I'm not sure how to prove that and it doesn't say there are n-many distinct eigenvalues so I don't know how I can prove there are n-many eigenvectors.
You're not always guaranteed that the algebraic multiplicity of an eigenvalue (multiplicity of the root in the characteristic equation) is equal to the geometric multiplicity of the eigenvalue (dimension of the space spanned by the corresponding eigenvectors). However, by the way the definition works, I believe you can prove that each distinct eigenvalue will give you at least one eigenvector....unless its guaranteed you get an eigenvector when you have an eigenvalue...
Question: How does this prove the needed result?
I found a better link! Check this book out on Google books. You're interested in sections 1.3 and 1.4.
The author is making an assumption that A is n x n and has n linearly independent eigenvectors. With that assumption, he appears to get the result you want.
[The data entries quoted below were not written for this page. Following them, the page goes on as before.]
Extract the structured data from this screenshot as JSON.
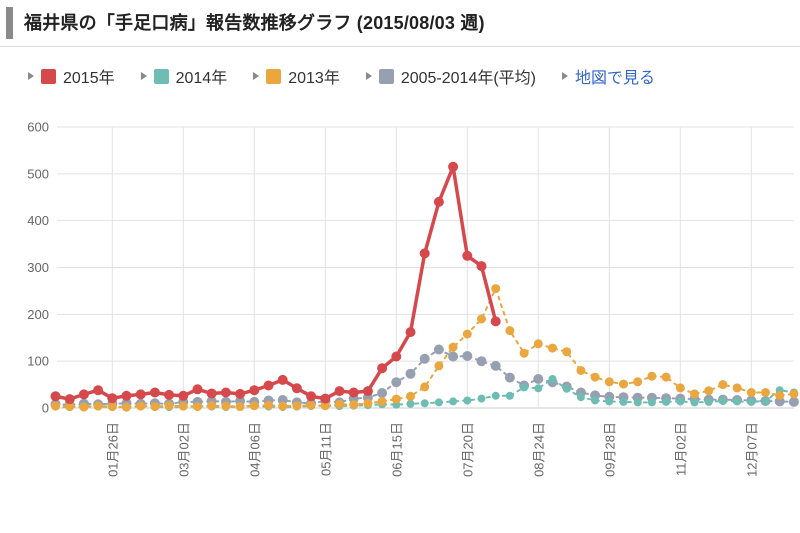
{
  "header": {
    "title": "福井県の「手足口病」報告数推移グラフ (2015/08/03 週)"
  },
  "legend": {
    "items": [
      {
        "label": "2015年",
        "color": "#d5494d"
      },
      {
        "label": "2014年",
        "color": "#6fbdb2"
      },
      {
        "label": "2013年",
        "color": "#eaa63f"
      },
      {
        "label": "2005-2014年(平均)",
        "color": "#97a0b1"
      }
    ],
    "map_link_label": "地図で見る",
    "map_link_color": "#3366cc"
  },
  "chart_data": {
    "type": "line",
    "title": "福井県の「手足口病」報告数推移グラフ (2015/08/03 週)",
    "xlabel": "",
    "ylabel": "",
    "ylim": [
      0,
      600
    ],
    "y_ticks": [
      0,
      100,
      200,
      300,
      400,
      500,
      600
    ],
    "grid": true,
    "legend_position": "top",
    "n_points": 53,
    "x_unit": "week",
    "x_tick_labels": [
      "01月26日",
      "03月02日",
      "04月06日",
      "05月11日",
      "06月15日",
      "07月20日",
      "08月24日",
      "09月28日",
      "11月02日",
      "12月07日"
    ],
    "x_tick_indices": [
      4,
      9,
      14,
      19,
      24,
      29,
      34,
      39,
      44,
      49
    ],
    "axis_text_color": "#666666",
    "grid_color": "#e2e2e2",
    "series": [
      {
        "name": "2015年",
        "color": "#d5494d",
        "dash": "solid",
        "line_width": 3.5,
        "dot_radius": 5,
        "values": [
          25,
          19,
          29,
          38,
          21,
          26,
          29,
          33,
          28,
          26,
          40,
          31,
          33,
          30,
          38,
          48,
          60,
          42,
          25,
          20,
          36,
          33,
          36,
          85,
          110,
          162,
          330,
          440,
          515,
          325,
          303,
          185,
          null,
          null,
          null,
          null,
          null,
          null,
          null,
          null,
          null,
          null,
          null,
          null,
          null,
          null,
          null,
          null,
          null,
          null,
          null,
          null,
          null
        ]
      },
      {
        "name": "2014年",
        "color": "#6fbdb2",
        "dash": "dashed",
        "line_width": 2,
        "dot_radius": 4,
        "values": [
          3,
          2,
          4,
          3,
          2,
          3,
          4,
          3,
          2,
          3,
          4,
          3,
          2,
          3,
          4,
          3,
          2,
          3,
          4,
          5,
          4,
          5,
          6,
          8,
          7,
          9,
          10,
          12,
          14,
          16,
          20,
          26,
          26,
          44,
          42,
          62,
          41,
          23,
          16,
          14,
          13,
          12,
          12,
          13,
          14,
          12,
          13,
          15,
          14,
          13,
          15,
          38,
          33
        ]
      },
      {
        "name": "2013年",
        "color": "#eaa63f",
        "dash": "dashed",
        "line_width": 2,
        "dot_radius": 4.5,
        "values": [
          4,
          3,
          2,
          4,
          3,
          2,
          4,
          3,
          5,
          4,
          3,
          5,
          4,
          3,
          5,
          6,
          4,
          5,
          6,
          5,
          8,
          7,
          10,
          14,
          19,
          25,
          45,
          90,
          130,
          158,
          190,
          255,
          165,
          117,
          137,
          128,
          120,
          80,
          66,
          56,
          51,
          56,
          68,
          66,
          43,
          30,
          37,
          50,
          43,
          33,
          33,
          27,
          30
        ]
      },
      {
        "name": "2005-2014年(平均)",
        "color": "#97a0b1",
        "dash": "dashed",
        "line_width": 2,
        "dot_radius": 5,
        "values": [
          8,
          7,
          9,
          8,
          9,
          10,
          9,
          10,
          9,
          13,
          13,
          15,
          13,
          15,
          13,
          16,
          17,
          12,
          10,
          15,
          12,
          20,
          22,
          32,
          55,
          73,
          105,
          125,
          110,
          111,
          100,
          90,
          65,
          48,
          62,
          55,
          46,
          33,
          27,
          24,
          23,
          22,
          22,
          21,
          20,
          19,
          18,
          18,
          17,
          16,
          15,
          14,
          13
        ]
      }
    ]
  }
}
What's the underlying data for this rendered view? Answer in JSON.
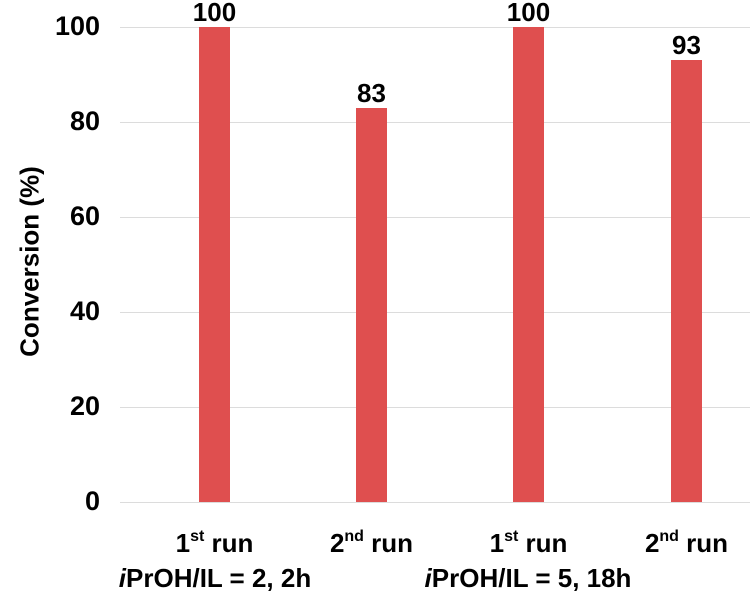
{
  "chart_data": {
    "type": "bar",
    "title": "",
    "xlabel": "",
    "ylabel": "Conversion  (%)",
    "ylim": [
      0,
      100
    ],
    "yticks": [
      0,
      20,
      40,
      60,
      80,
      100
    ],
    "grid": true,
    "categories": [
      "1st run",
      "2nd run",
      "1st run",
      "2nd run"
    ],
    "groups": [
      {
        "label": "iPrOH/IL = 2, 2h",
        "italic_prefix": "i",
        "rest": "PrOH/IL = 2, 2h",
        "categories": [
          "1st run",
          "2nd run"
        ]
      },
      {
        "label": "iPrOH/IL = 5, 18h",
        "italic_prefix": "i",
        "rest": "PrOH/IL = 5, 18h",
        "categories": [
          "1st run",
          "2nd run"
        ]
      }
    ],
    "series": [
      {
        "name": "Conversion",
        "values": [
          100,
          83,
          100,
          93
        ],
        "color": "#df4f4f"
      }
    ],
    "data_labels": [
      "100",
      "83",
      "100",
      "93"
    ]
  },
  "xlabels": [
    {
      "num": "1",
      "sup": "st",
      "rest": " run"
    },
    {
      "num": "2",
      "sup": "nd",
      "rest": " run"
    },
    {
      "num": "1",
      "sup": "st",
      "rest": " run"
    },
    {
      "num": "2",
      "sup": "nd",
      "rest": " run"
    }
  ],
  "ytick_labels": [
    "100",
    "80",
    "60",
    "40",
    "20",
    "0"
  ]
}
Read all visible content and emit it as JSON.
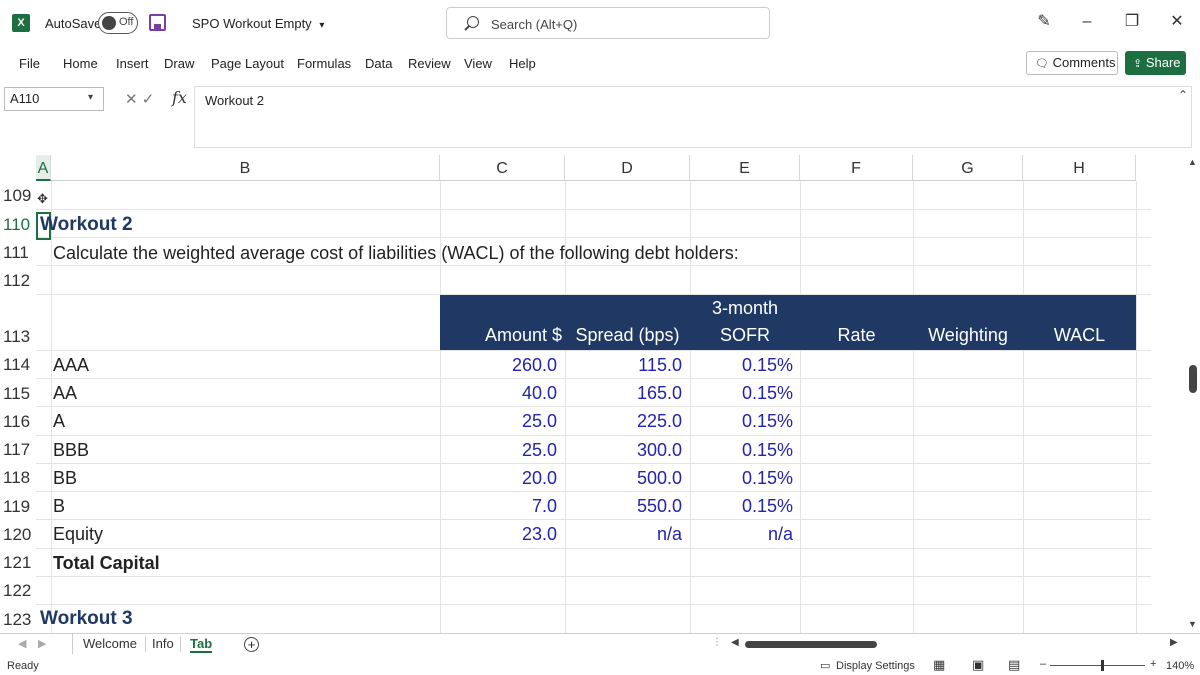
{
  "titlebar": {
    "app_logo": "X",
    "autosave_label": "AutoSave",
    "autosave_state": "Off",
    "doc_title": "SPO Workout Empty",
    "doc_title_caret": "▾",
    "search_placeholder": "Search (Alt+Q)",
    "pen_icon": "✎",
    "minimize": "–",
    "restore": "❐",
    "close": "✕"
  },
  "menu": {
    "items": [
      "File",
      "Home",
      "Insert",
      "Draw",
      "Page Layout",
      "Formulas",
      "Data",
      "Review",
      "View",
      "Help"
    ],
    "comments_label": "Comments",
    "share_label": "Share"
  },
  "formula_bar": {
    "name_box": "A110",
    "fx": "fx",
    "cancel_enter": "✕ ✓",
    "content": "Workout 2"
  },
  "grid": {
    "columns": [
      "A",
      "B",
      "C",
      "D",
      "E",
      "F",
      "G",
      "H"
    ],
    "selected_column": "A",
    "rows": [
      "109",
      "110",
      "111",
      "112",
      "113",
      "114",
      "115",
      "116",
      "117",
      "118",
      "119",
      "120",
      "121",
      "122",
      "123"
    ],
    "selected_row": "110",
    "workout2_title": "Workout 2",
    "instruction": "Calculate the weighted average cost of liabilities (WACL) of the following debt holders:",
    "table_headers": {
      "amount": "Amount $",
      "spread": "Spread (bps)",
      "sofr_line1": "3-month",
      "sofr_line2": "SOFR",
      "rate": "Rate",
      "weighting": "Weighting",
      "wacl": "WACL"
    },
    "table_rows": [
      {
        "label": "AAA",
        "amount": "260.0",
        "spread": "115.0",
        "sofr": "0.15%"
      },
      {
        "label": "AA",
        "amount": "40.0",
        "spread": "165.0",
        "sofr": "0.15%"
      },
      {
        "label": "A",
        "amount": "25.0",
        "spread": "225.0",
        "sofr": "0.15%"
      },
      {
        "label": "BBB",
        "amount": "25.0",
        "spread": "300.0",
        "sofr": "0.15%"
      },
      {
        "label": "BB",
        "amount": "20.0",
        "spread": "500.0",
        "sofr": "0.15%"
      },
      {
        "label": "B",
        "amount": "7.0",
        "spread": "550.0",
        "sofr": "0.15%"
      },
      {
        "label": "Equity",
        "amount": "23.0",
        "spread": "n/a",
        "sofr": "n/a"
      }
    ],
    "total_label": "Total Capital",
    "workout3_title": "Workout 3"
  },
  "sheet_tabs": {
    "tabs": [
      "Welcome",
      "Info",
      "Tab"
    ],
    "active": "Tab",
    "add": "+"
  },
  "status": {
    "ready": "Ready",
    "display_settings": "Display Settings",
    "zoom_minus": "–",
    "zoom_plus": "+",
    "zoom": "140%"
  },
  "colors": {
    "accent": "#1d6f42",
    "header_band": "#1f3864",
    "input_blue": "#2323b0"
  }
}
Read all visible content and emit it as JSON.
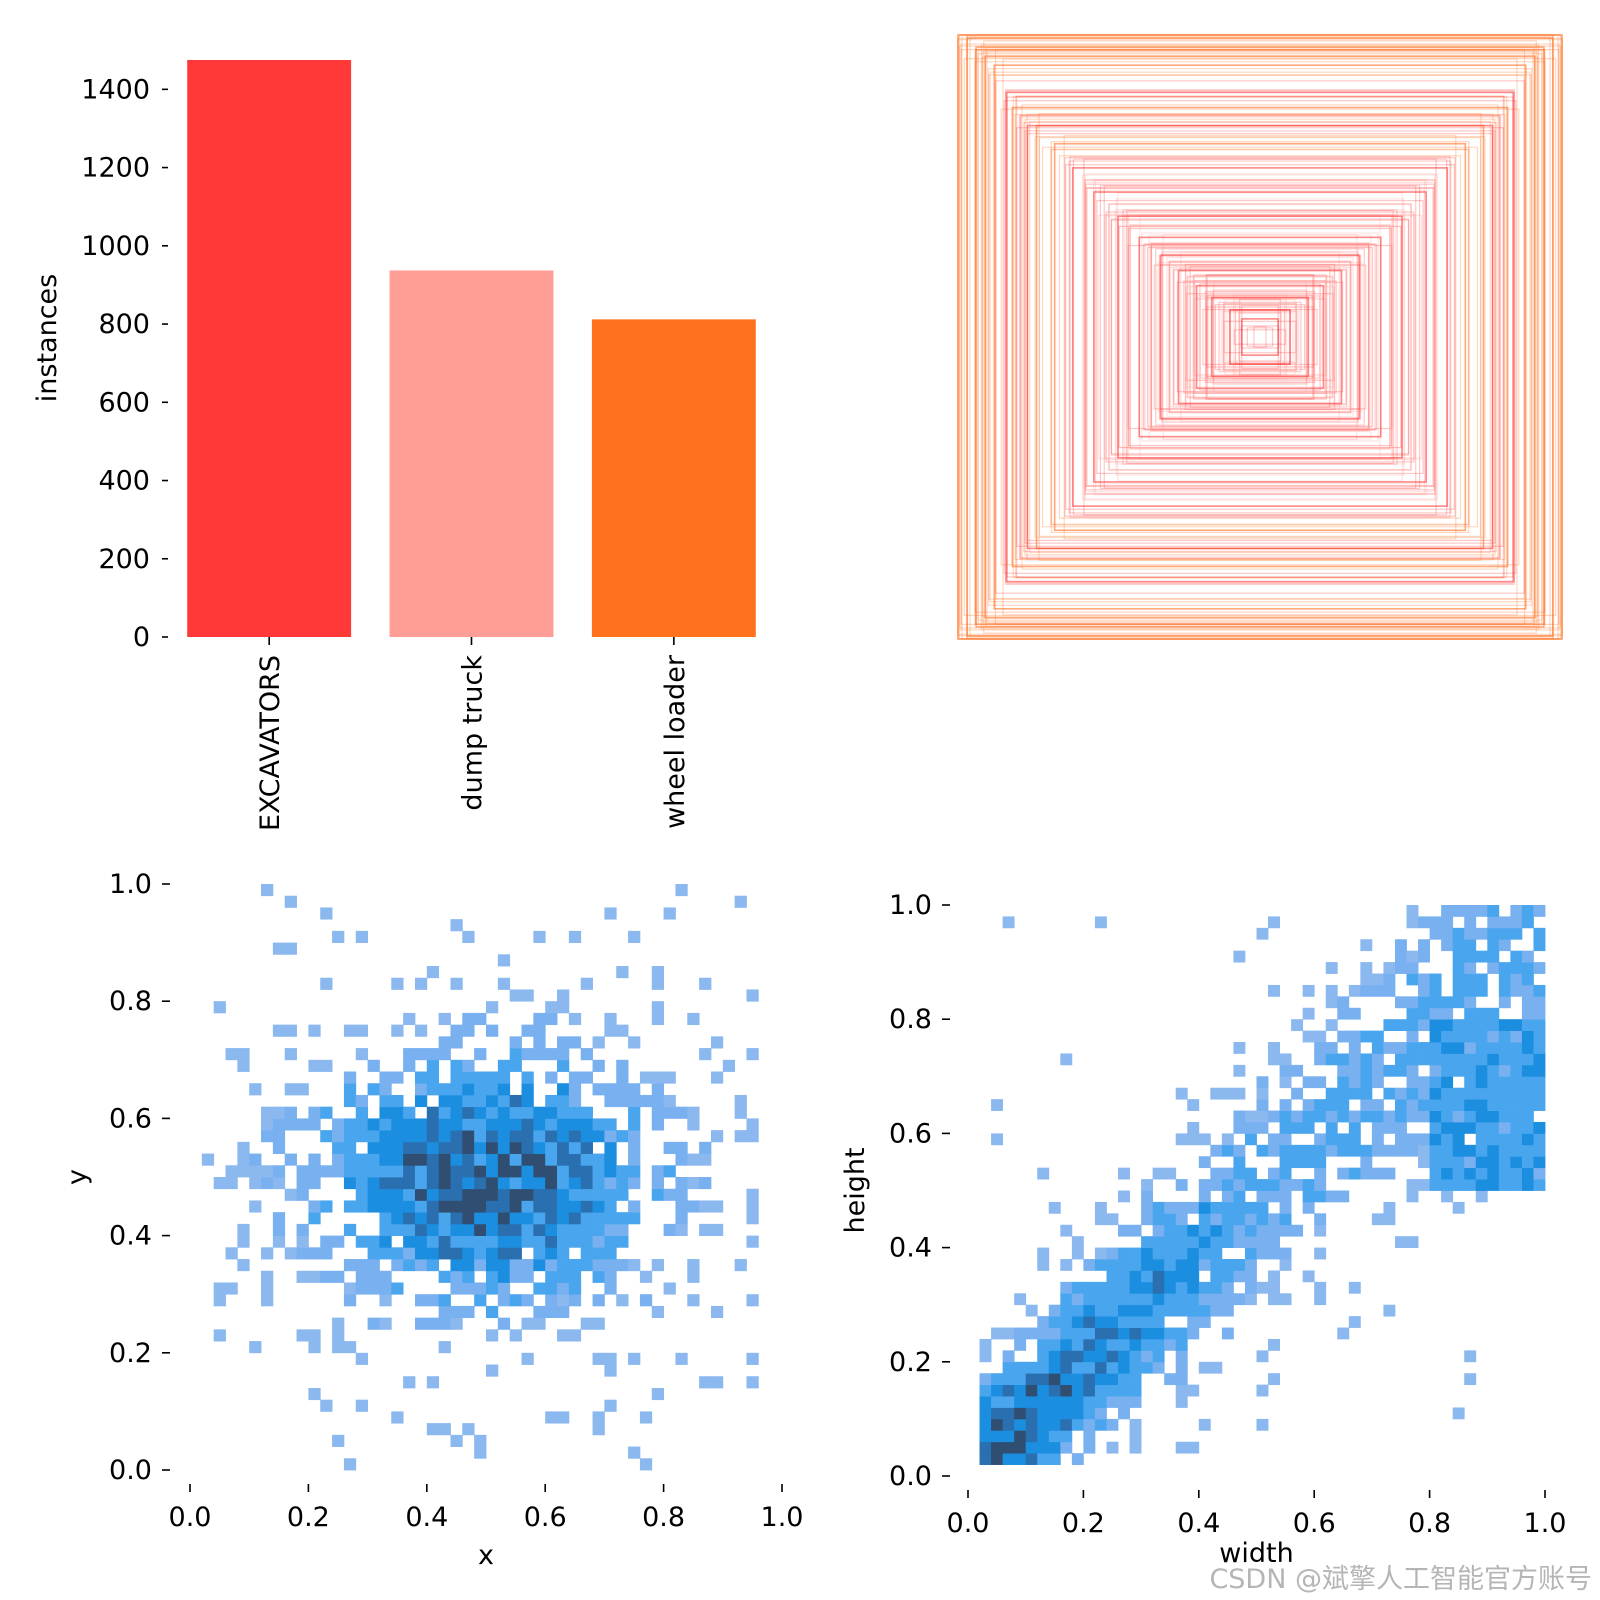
{
  "colors": {
    "excavators": "#ff3838",
    "dump_truck": "#ff9d97",
    "wheel_loader": "#ff701f",
    "hist_light": "#8ab8ef",
    "hist_mid": "#49a6ee",
    "hist_strong": "#1b8ee0",
    "hist_dark": "#2f4e72",
    "tick": "#000000"
  },
  "chart_data": [
    {
      "type": "bar",
      "ylabel": "instances",
      "xlabel": "",
      "ylim": [
        0,
        1475
      ],
      "yticks": [
        "0",
        "200",
        "400",
        "600",
        "800",
        "1000",
        "1200",
        "1400"
      ],
      "categories": [
        "EXCAVATORS",
        "dump truck",
        "wheel loader"
      ],
      "values": [
        1475,
        937,
        812
      ],
      "bar_colors": [
        "#ff3838",
        "#ff9d97",
        "#ff701f"
      ]
    },
    {
      "type": "box-overlay",
      "title": "",
      "description_boxes": "centered label boxes, normalized width/height",
      "box_samples": [
        {
          "w": 1.0,
          "h": 1.0,
          "class": "wheel loader"
        },
        {
          "w": 0.97,
          "h": 0.99,
          "class": "wheel loader"
        },
        {
          "w": 0.94,
          "h": 0.96,
          "class": "wheel loader"
        },
        {
          "w": 0.91,
          "h": 0.93,
          "class": "wheel loader"
        },
        {
          "w": 0.88,
          "h": 0.9,
          "class": "wheel loader"
        },
        {
          "w": 0.82,
          "h": 0.76,
          "class": "wheel loader"
        },
        {
          "w": 0.74,
          "h": 0.7,
          "class": "wheel loader"
        },
        {
          "w": 0.68,
          "h": 0.64,
          "class": "wheel loader"
        },
        {
          "w": 0.84,
          "h": 0.81,
          "class": "EXCAVATORS"
        },
        {
          "w": 0.77,
          "h": 0.7,
          "class": "EXCAVATORS"
        },
        {
          "w": 0.62,
          "h": 0.56,
          "class": "EXCAVATORS"
        },
        {
          "w": 0.55,
          "h": 0.48,
          "class": "EXCAVATORS"
        },
        {
          "w": 0.47,
          "h": 0.4,
          "class": "EXCAVATORS"
        },
        {
          "w": 0.4,
          "h": 0.33,
          "class": "EXCAVATORS"
        },
        {
          "w": 0.33,
          "h": 0.27,
          "class": "EXCAVATORS"
        },
        {
          "w": 0.27,
          "h": 0.22,
          "class": "EXCAVATORS"
        },
        {
          "w": 0.21,
          "h": 0.17,
          "class": "EXCAVATORS"
        },
        {
          "w": 0.16,
          "h": 0.13,
          "class": "EXCAVATORS"
        },
        {
          "w": 0.1,
          "h": 0.09,
          "class": "EXCAVATORS"
        },
        {
          "w": 0.06,
          "h": 0.06,
          "class": "EXCAVATORS"
        },
        {
          "w": 0.58,
          "h": 0.52,
          "class": "dump truck"
        },
        {
          "w": 0.5,
          "h": 0.44,
          "class": "dump truck"
        },
        {
          "w": 0.43,
          "h": 0.37,
          "class": "dump truck"
        },
        {
          "w": 0.36,
          "h": 0.31,
          "class": "dump truck"
        },
        {
          "w": 0.3,
          "h": 0.25,
          "class": "dump truck"
        },
        {
          "w": 0.24,
          "h": 0.2,
          "class": "dump truck"
        },
        {
          "w": 0.18,
          "h": 0.15,
          "class": "dump truck"
        },
        {
          "w": 0.12,
          "h": 0.11,
          "class": "dump truck"
        }
      ]
    },
    {
      "type": "heatmap",
      "xlabel": "x",
      "ylabel": "y",
      "xlim": [
        0,
        1
      ],
      "ylim": [
        0,
        1
      ],
      "xticks": [
        "0.0",
        "0.2",
        "0.4",
        "0.6",
        "0.8",
        "1.0"
      ],
      "yticks": [
        "0.0",
        "0.2",
        "0.4",
        "0.6",
        "0.8",
        "1.0"
      ],
      "bins": 50,
      "distribution": {
        "center": [
          0.5,
          0.5
        ],
        "spread": [
          0.21,
          0.15
        ],
        "value_range": [
          0.02,
          0.96
        ]
      }
    },
    {
      "type": "heatmap",
      "xlabel": "width",
      "ylabel": "height",
      "xlim": [
        0,
        1
      ],
      "ylim": [
        0,
        1
      ],
      "xticks": [
        "0.0",
        "0.2",
        "0.4",
        "0.6",
        "0.8",
        "1.0"
      ],
      "yticks": [
        "0.0",
        "0.2",
        "0.4",
        "0.6",
        "0.8",
        "1.0"
      ],
      "bins": 50,
      "distribution": {
        "trend": "height ≈ width",
        "dense_region": [
          0.05,
          0.5
        ],
        "spread": 0.09
      }
    }
  ],
  "watermark": "CSDN @斌擎人工智能官方账号"
}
Also, check this out for a highly unreadable proof. That is, you're going to have to wade through an ASCII text proof!
I think between the two of these, you can get what you need.
Thank you for the links, they were helpful, I understand more of the concept now. I was searching earlier about eigenvectors of transposes and apparently someone asked the same question before. So I have this link to go off of as well Linear Algebra: Diagonalization, Transpose, and Disctinct Eigenvectors.